Ablation experiments also validate the contributions of the proposed propagation and aggregation modules—keyframe propagation greatly improves appearance consistency compared to independent editing. It takes only 30 seconds to run for a 70-frame 768×432 video on one GPU.
Installation and Usage
git clone https://github.com/rese1f/StableVideo.git
conda create -n stablevideo python=3.11
pip install -r requirements.txt
All models and detectors can be downloaded from the ControlNet page.

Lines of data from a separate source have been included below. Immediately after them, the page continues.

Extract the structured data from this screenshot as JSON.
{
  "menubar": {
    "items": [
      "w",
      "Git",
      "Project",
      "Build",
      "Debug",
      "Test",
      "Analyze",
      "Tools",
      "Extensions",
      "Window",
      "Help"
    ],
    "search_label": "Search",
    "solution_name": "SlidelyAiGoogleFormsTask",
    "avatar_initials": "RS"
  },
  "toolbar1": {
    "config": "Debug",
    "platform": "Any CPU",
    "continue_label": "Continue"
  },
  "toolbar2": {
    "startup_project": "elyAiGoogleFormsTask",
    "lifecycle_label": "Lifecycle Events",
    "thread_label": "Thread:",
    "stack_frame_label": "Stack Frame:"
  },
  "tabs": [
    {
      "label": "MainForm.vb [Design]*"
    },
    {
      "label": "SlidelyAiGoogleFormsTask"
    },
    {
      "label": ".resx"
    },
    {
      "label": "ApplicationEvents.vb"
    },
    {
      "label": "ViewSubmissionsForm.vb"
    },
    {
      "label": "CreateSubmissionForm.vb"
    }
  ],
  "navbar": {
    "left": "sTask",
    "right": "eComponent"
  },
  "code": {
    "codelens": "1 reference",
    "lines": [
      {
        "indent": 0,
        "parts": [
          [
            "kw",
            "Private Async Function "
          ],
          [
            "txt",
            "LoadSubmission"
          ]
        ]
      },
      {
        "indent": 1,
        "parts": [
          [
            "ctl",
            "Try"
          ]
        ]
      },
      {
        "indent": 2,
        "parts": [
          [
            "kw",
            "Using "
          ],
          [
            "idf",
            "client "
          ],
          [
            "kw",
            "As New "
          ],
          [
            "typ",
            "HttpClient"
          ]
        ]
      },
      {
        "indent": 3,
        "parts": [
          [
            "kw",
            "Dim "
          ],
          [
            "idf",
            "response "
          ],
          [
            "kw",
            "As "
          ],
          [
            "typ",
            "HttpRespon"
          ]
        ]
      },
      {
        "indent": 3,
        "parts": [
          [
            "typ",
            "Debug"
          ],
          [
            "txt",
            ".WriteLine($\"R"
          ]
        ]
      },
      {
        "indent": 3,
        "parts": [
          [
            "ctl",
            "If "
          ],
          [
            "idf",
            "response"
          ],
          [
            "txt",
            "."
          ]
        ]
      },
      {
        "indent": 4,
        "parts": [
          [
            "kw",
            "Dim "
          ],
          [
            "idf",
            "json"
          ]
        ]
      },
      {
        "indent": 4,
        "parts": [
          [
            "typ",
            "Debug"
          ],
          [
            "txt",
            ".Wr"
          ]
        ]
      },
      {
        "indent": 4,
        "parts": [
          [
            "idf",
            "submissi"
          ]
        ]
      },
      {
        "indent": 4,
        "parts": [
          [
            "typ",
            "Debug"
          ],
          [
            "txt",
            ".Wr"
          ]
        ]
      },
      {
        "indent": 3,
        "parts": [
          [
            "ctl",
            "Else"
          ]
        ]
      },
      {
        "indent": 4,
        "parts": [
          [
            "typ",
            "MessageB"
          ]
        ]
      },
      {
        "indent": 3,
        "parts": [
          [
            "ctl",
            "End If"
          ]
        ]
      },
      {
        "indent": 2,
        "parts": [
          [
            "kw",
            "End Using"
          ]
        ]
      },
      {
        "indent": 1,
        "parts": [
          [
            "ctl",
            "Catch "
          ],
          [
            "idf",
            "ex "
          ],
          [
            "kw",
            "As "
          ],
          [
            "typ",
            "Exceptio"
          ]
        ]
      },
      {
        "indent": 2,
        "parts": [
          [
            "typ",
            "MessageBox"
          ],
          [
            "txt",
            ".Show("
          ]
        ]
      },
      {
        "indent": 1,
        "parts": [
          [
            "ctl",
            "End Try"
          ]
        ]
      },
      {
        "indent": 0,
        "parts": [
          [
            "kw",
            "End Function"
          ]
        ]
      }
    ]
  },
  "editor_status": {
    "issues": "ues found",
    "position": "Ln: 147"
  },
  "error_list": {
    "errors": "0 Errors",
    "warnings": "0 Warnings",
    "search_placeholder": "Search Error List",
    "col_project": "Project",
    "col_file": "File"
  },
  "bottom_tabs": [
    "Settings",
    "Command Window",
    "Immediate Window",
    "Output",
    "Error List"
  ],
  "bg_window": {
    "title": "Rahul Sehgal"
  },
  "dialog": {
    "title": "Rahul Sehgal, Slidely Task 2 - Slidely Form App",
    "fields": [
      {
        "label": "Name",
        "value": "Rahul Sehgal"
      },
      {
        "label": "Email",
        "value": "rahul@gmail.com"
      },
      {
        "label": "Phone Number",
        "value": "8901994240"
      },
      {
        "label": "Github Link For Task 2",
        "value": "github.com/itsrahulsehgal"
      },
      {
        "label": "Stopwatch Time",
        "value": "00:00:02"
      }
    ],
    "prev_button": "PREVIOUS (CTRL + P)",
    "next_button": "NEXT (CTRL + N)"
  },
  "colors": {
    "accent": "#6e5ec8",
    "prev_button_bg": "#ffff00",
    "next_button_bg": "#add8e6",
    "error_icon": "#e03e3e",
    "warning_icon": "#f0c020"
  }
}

The working directory looks like this:
StableVideo ├── ... ├── ckpt │ ├── cldm_v15.yaml | ├── dpt_hybrid-midas-501f0c75.pt │ ├── control_sd15_canny.pth │ └── control_sd15_depth.pth ├── data │ └── car-turn │ ├── checkpoint # NLA models are stored here │ ├── car-turn # contains video frames │ ├── ... │ ├── blackswan │ ├── ... └── ...
Run:
python app.py
After clicking the render button, the generated mp4 video and keyframes will be stored in the /log directory.
Conclusion
StableVideo is a new method for high-quality and temporally consistent text-driven video editing with diffusion models. The core idea is to edit keyframes and propagate appearances between them, aggregating edits into a unified atlas space. Extensive experiments show that this method has superior coherence in editing a wide range of natural videos. The technique provides an efficient solution to leverage powerful diffusion models for smooth video editing.